Tujuh menit berikutnya, 02:55, bis ambil kiri, jalur baru, jalur asing. Saya kira sopir akan menggelandang para penumpang supaya salat malam dulu di Pondok Pesantren Darul Ulum Peterongan. Sugeng Rahayu masuk jalan kecil. Eh, ketika sampai treteg, sopir ambil kanan, menyusuri jalan kecil ke arah barat, jalan yang bersisian dengan rel kereta api, di antara ladang tebu yang manis dan kepahitannya ada pada kegelapan malam dan cerobong pabrik.

Saya tahu, ujung jalan ini adalah Jalan Gatot Subroto, namun saya tidak tahu, mengapa kami dibawa melewati jalan tersebut. Apakah ia semacam jalan kenangan bagi Pak Sopir? Ataukah ia sopir baru yang tidak beriman kepada apa pun sesembahan selain GPS? Ataukah ada suatu “aral mistis” di sekitar Jombang Lama sehingga ia harus melakukan rute gerilya?

Kernet teriak-teriak “Ja Solo, Ja Solo” di depan stasiun Jombang. Suaranya memantul, dikembalikan oleh kekosongan. Lanjut terus ke barat, sopir menginjak gas dalam-dalam. Jalannya satu arah, sepi pula. Bukannya takut, saya malah tidur pulas. Mata terbuka bertepatan ketika bis masuk Terminal Anjuk Ladang pada menit 35 setelah pukul 3.

Di sana, bis kami “nyurung” SR 7576. Apakah tadi ada peristiwa penting di antara Jombang-Nganjuk? Ia terlepas dari catatan. Bagaimana mungkin orang tidur bisa mencatat? Jam parkir sangat pendek disebabkan oleh interval keberangkatan yang sangat rapat. Kami satu atap di garasi, saingan berat di jalanan.
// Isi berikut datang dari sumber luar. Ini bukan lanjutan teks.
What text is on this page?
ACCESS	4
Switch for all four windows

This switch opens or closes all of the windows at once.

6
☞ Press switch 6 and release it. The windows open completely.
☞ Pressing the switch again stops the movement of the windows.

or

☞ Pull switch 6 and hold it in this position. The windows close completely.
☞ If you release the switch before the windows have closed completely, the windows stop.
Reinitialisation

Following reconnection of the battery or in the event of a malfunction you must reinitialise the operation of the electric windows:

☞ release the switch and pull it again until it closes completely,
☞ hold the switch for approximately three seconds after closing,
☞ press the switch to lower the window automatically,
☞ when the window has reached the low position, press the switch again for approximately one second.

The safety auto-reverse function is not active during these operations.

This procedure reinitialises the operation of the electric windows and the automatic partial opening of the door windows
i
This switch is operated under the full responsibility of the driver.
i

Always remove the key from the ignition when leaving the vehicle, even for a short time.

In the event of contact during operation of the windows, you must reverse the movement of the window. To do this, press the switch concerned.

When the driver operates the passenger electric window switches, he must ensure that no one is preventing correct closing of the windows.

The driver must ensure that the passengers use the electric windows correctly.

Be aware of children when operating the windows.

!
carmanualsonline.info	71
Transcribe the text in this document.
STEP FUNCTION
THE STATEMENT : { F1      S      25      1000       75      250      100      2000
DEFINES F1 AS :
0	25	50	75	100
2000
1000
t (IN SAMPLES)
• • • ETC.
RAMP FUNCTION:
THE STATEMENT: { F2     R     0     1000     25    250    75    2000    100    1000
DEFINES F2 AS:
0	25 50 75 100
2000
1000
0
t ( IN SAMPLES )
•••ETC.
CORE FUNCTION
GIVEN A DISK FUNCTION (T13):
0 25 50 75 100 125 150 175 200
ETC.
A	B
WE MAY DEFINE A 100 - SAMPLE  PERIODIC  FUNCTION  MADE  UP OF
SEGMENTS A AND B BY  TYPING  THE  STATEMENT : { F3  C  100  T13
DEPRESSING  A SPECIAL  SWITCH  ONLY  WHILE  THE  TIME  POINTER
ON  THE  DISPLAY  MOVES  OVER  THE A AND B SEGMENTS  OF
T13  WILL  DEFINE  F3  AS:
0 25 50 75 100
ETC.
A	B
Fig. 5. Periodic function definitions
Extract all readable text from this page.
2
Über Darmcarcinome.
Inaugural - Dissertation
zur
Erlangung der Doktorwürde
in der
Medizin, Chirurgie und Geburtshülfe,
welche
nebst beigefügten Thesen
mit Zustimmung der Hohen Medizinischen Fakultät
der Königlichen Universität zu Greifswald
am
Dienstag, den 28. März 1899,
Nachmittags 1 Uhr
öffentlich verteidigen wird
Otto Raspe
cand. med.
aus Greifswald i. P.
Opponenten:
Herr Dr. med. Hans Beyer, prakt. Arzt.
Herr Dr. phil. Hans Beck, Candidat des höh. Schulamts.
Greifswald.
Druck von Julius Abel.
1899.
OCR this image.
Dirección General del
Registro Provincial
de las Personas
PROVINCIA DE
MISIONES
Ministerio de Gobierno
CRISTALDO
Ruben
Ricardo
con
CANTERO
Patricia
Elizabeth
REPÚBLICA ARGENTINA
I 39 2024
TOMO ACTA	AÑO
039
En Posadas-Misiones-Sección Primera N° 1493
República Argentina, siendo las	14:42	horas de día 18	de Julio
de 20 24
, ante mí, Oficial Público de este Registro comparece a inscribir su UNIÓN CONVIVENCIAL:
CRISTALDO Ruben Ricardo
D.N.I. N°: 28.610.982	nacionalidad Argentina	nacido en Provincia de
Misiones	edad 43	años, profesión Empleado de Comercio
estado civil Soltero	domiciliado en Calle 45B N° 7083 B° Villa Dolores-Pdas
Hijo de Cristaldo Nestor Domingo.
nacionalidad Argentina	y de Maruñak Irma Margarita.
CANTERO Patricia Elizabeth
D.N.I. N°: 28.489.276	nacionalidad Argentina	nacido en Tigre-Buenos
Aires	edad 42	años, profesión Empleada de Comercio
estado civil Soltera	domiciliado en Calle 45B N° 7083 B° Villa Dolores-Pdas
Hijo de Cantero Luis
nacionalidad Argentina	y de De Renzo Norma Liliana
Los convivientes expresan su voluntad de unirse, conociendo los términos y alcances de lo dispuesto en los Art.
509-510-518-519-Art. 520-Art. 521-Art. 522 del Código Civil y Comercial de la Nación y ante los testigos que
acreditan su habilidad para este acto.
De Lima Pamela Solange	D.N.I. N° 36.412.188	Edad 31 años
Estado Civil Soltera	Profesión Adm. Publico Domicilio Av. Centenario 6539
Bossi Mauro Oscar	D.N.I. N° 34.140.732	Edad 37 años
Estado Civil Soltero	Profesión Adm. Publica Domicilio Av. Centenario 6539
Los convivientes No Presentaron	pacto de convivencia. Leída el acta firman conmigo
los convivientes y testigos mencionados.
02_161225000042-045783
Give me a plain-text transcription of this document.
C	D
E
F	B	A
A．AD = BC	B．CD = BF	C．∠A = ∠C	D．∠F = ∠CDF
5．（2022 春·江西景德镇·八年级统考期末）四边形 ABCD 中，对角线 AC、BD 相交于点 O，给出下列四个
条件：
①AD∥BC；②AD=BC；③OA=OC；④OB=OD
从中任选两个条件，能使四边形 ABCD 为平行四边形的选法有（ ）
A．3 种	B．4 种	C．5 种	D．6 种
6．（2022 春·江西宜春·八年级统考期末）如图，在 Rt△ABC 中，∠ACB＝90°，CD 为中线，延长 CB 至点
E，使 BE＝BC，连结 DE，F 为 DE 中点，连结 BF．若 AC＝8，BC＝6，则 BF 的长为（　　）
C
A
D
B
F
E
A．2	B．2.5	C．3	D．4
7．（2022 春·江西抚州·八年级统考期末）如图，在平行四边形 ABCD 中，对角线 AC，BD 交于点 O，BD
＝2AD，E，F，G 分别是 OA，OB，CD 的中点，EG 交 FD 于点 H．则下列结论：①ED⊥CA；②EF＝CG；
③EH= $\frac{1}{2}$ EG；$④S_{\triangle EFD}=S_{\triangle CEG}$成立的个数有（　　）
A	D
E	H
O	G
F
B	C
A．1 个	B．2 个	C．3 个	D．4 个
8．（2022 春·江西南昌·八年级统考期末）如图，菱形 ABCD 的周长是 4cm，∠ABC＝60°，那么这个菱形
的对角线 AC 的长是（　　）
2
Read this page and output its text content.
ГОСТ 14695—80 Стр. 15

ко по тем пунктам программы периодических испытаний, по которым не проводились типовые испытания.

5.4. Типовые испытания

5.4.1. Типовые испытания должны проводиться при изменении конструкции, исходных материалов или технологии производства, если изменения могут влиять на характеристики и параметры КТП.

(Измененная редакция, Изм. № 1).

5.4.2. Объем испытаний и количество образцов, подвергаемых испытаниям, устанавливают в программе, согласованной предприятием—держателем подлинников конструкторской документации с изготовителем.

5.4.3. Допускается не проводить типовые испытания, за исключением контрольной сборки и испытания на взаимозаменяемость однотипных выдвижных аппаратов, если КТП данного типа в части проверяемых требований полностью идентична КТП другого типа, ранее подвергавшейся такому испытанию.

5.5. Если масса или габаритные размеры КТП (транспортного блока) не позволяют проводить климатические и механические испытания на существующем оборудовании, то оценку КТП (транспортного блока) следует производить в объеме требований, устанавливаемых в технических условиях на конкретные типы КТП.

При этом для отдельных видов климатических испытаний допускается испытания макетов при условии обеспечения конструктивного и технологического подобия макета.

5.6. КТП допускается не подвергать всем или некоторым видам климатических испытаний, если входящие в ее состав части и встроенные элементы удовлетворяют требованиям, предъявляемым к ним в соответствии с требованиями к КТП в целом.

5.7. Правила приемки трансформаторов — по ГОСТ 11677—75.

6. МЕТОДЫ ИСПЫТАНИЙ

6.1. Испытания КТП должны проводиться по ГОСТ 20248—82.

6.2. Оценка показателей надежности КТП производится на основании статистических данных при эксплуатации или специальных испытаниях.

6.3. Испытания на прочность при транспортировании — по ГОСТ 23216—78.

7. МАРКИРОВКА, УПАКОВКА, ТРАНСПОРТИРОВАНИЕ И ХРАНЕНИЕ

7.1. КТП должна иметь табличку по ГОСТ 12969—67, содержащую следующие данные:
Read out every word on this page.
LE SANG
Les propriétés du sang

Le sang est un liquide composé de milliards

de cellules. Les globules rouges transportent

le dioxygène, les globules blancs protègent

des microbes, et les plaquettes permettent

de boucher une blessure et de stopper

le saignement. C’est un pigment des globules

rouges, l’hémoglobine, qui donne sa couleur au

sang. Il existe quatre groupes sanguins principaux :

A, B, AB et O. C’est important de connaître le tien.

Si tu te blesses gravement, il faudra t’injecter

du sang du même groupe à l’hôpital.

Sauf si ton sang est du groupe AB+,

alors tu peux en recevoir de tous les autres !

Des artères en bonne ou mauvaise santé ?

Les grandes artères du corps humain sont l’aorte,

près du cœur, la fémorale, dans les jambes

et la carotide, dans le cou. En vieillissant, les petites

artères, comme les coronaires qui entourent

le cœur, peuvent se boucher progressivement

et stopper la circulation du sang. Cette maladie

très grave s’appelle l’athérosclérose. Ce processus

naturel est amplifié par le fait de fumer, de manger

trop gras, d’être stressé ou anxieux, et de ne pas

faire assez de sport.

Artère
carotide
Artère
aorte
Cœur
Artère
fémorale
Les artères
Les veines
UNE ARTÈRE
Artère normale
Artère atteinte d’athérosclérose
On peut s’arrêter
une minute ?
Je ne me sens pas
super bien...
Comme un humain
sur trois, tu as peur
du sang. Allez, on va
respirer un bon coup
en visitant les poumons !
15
Sekeluarnya bis dari terminal, saya baru sadar, ada seorang perempuan pirang duduk di belakang sopir, sendirian Ya, hanya satu orang itu saja yang ada di sana, sedangkan yang lain tetap ajek di belakang. Apakah perempuan ini kontestan Fear Factor yang salah daftar atau semacam kontrol dari perusahaan otobis yang sedang menyamar?

Bis masuk jembatan timbang. Tentu saja ketemunya sama truk-truk berat. Awalnya saya heran, namun akhirnya mengerti. Semua kru turun dan mencari tukang kompresor. Saya ikut-ikutan. Mau moto, kok malu sebab awak ini sudah tua. Rupanya saluran pembuangan AC ada yang mampat, butuh semburan dari kompresor berkekuatan tinggi.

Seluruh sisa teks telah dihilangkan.